The length of the chord from \((\cos(B), \sin(B))\) to \((\cos(A), \sin(A))\) is

\[\sqrt{(\cos(A) - \cos(B))^{2} + (\sin(A) - \sin(B))^{2}}\]

and the length of the chord from \((1, 0)\) to the point \((\cos(A - B), \sin(A - B))\) is

\[\sqrt{(\cos(A - B) - 1)^{2} + (\sin(A - B) - 0)^{2}}\]

Since these two chord lengths are the same we obtain the equation

\[\sqrt{(\cos(A - B) - 1)^{2} + (\sin(A - B) - 0)^{2}} = \sqrt{(\cos(A) - \cos(B))^{2} + (\sin(A) - \sin(B))^{2}}\]

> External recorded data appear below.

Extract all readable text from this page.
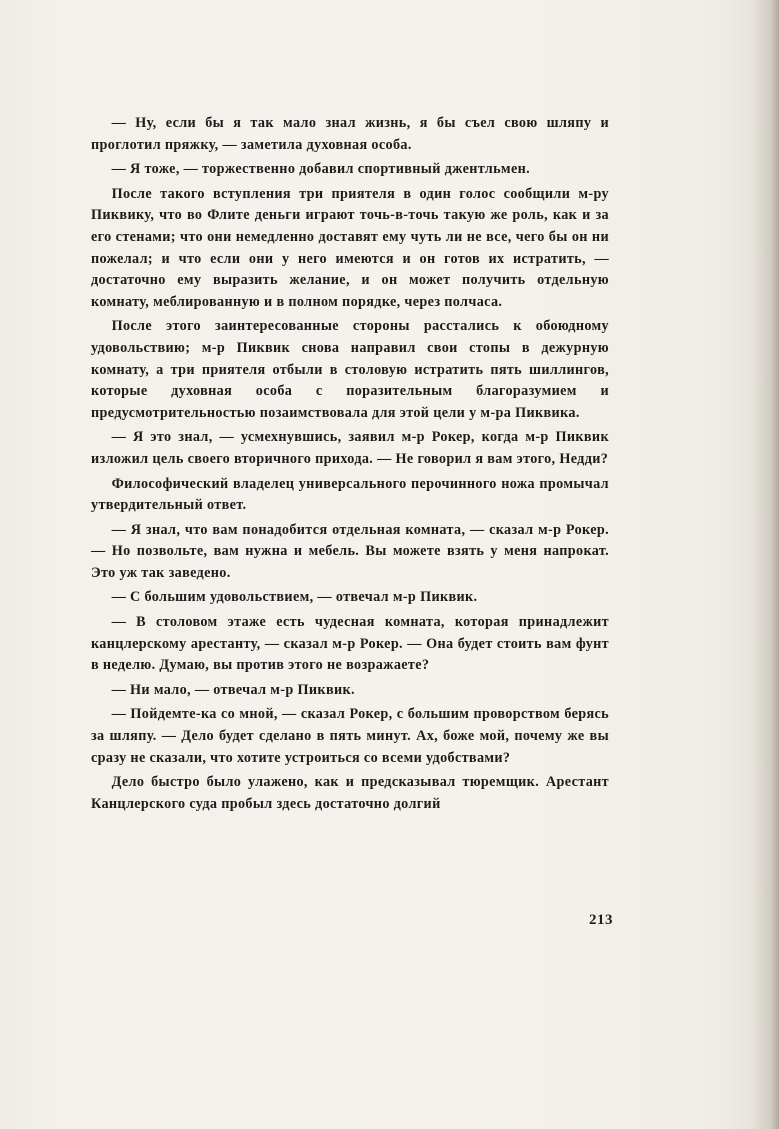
— Ну, если бы я так мало знал жизнь, я бы съел свою шляпу и проглотил пряжку, — заметила духовная особа.

— Я тоже, — торжественно добавил спортивный джентльмен.

После такого вступления три приятеля в один голос сообщили м-ру Пиквику, что во Флите деньги играют точь-в-точь такую же роль, как и за его стенами; что они немедленно доставят ему чуть ли не все, чего бы он ни пожелал; и что если они у него имеются и он готов их истратить, — достаточно ему выразить желание, и он может получить отдельную комнату, меблированную и в полном порядке, через полчаса.

После этого заинтересованные стороны расстались к обоюдному удовольствию; м-р Пиквик снова направил свои стопы в дежурную комнату, а три приятеля отбыли в столовую истратить пять шиллингов, которые духовная особа с поразительным благоразумием и предусмотрительностью позаимствовала для этой цели у м-ра Пиквика.

— Я это знал, — усмехнувшись, заявил м-р Рокер, когда м-р Пиквик изложил цель своего вторичного прихода. — Не говорил я вам этого, Недди?

Философический владелец универсального перочинного ножа промычал утвердительный ответ.

— Я знал, что вам понадобится отдельная комната, — сказал м-р Рокер. — Но позвольте, вам нужна и мебель. Вы можете взять у меня напрокат. Это уж так заведено.

— С большим удовольствием, — отвечал м-р Пиквик.

— В столовом этаже есть чудесная комната, которая принадлежит канцлерскому арестанту, — сказал м-р Рокер. — Она будет стоить вам фунт в неделю. Думаю, вы против этого не возражаете?

— Ни мало, — отвечал м-р Пиквик.

— Пойдемте-ка со мной, — сказал Рокер, с большим проворством берясь за шляпу. — Дело будет сделано в пять минут. Ах, боже мой, почему же вы сразу не сказали, что хотите устроиться со всеми удобствами?

Дело быстро было улажено, как и предсказывал тюремщик. Арестант Канцлерского суда пробыл здесь достаточно долгий

213
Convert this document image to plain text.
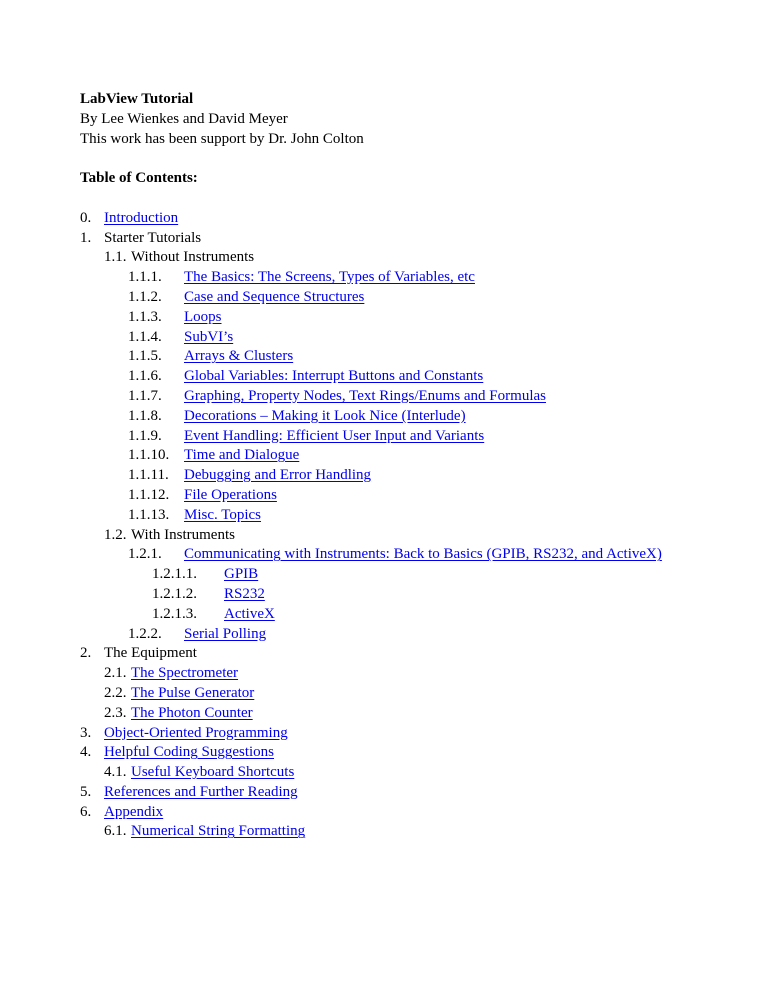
LabView Tutorial
By Lee Wienkes and David Meyer
This work has been support by Dr. John Colton
Table of Contents:
0. Introduction
1. Starter Tutorials
1.1. Without Instruments
1.1.1. The Basics: The Screens, Types of Variables, etc
1.1.2. Case and Sequence Structures
1.1.3. Loops
1.1.4. SubVI’s
1.1.5. Arrays & Clusters
1.1.6. Global Variables: Interrupt Buttons and Constants
1.1.7. Graphing, Property Nodes, Text Rings/Enums and Formulas
1.1.8. Decorations – Making it Look Nice (Interlude)
1.1.9. Event Handling: Efficient User Input and Variants
1.1.10. Time and Dialogue
1.1.11. Debugging and Error Handling
1.1.12. File Operations
1.1.13. Misc. Topics
1.2. With Instruments
1.2.1. Communicating with Instruments: Back to Basics (GPIB, RS232, and ActiveX)
1.2.1.1. GPIB
1.2.1.2. RS232
1.2.1.3. ActiveX
1.2.2. Serial Polling
2. The Equipment
2.1. The Spectrometer
2.2. The Pulse Generator
2.3. The Photon Counter
3. Object-Oriented Programming
4. Helpful Coding Suggestions
4.1. Useful Keyboard Shortcuts
5. References and Further Reading
6. Appendix
6.1. Numerical String Formatting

The cosine difference identity is found by simplifying Equation (2) by first squaring both sides:

\[(\cos(A - B) - 1)^{2} + (\sin(A - B) - 0)^{2} = (\cos(A) - \cos(B))^{2} + (\sin(A) - \sin(B))^{2}\]

Then we expand both sides

\[[\cos^{2}(A - B) - 2\cos(A - B) + 1] + \sin^{2}(A - B) = [\cos^{2}(A) - 2\cos(A)\cos(B) + \cos^{2}(B)] + [\sin^{2}(A) - 2\sin(A)\sin(B) + \sin^{2}(B)]\]

We can combine some like terms:

\[[\cos^{2}(A - B) + \sin^{2}(A - B)] - 2\cos(A - B) + 1 = [\cos^{2}(A) + \sin^{2}(A)] + [\cos^{2}(B) + \sin^{2}(B)] - 2\sin(A)\sin(B) - 2\cos(A)\cos(B)]\]

Finally, using the Pythagorean identities yields

\[1 - 2\cos(A - B) + 1 = 1 + 1 - 2\cos(A)\cos(B) - 2\sin(A)\sin(B)\]

\[- 2\cos(A - B) = - 2\cos(A)\cos(B) - 2\sin(A)\sin(B)\]

\[\cos(A - B) = \cos(A)\cos(B) + \sin(A)\sin(B)\]

Summary

*In this section, we studied the following important concepts and ideas:*

- Sum and Difference Identities
\[\cos(A - B) = \cos(A)\cos(B) + \sin(A)\sin(B)\]

\[\cos(A + B) = \cos(A)\cos(B) - \sin(A)\sin(B)\]

\[\sin(A - B) = \sin(A)\cos(B) - \cos(A)\sin(B)\]

\[\sin(A + B) = \sin(A)\cos(B) + \cos(A)\sin(B)\] - Cofunction Identities

See page 266 for a list of the cofunction identities.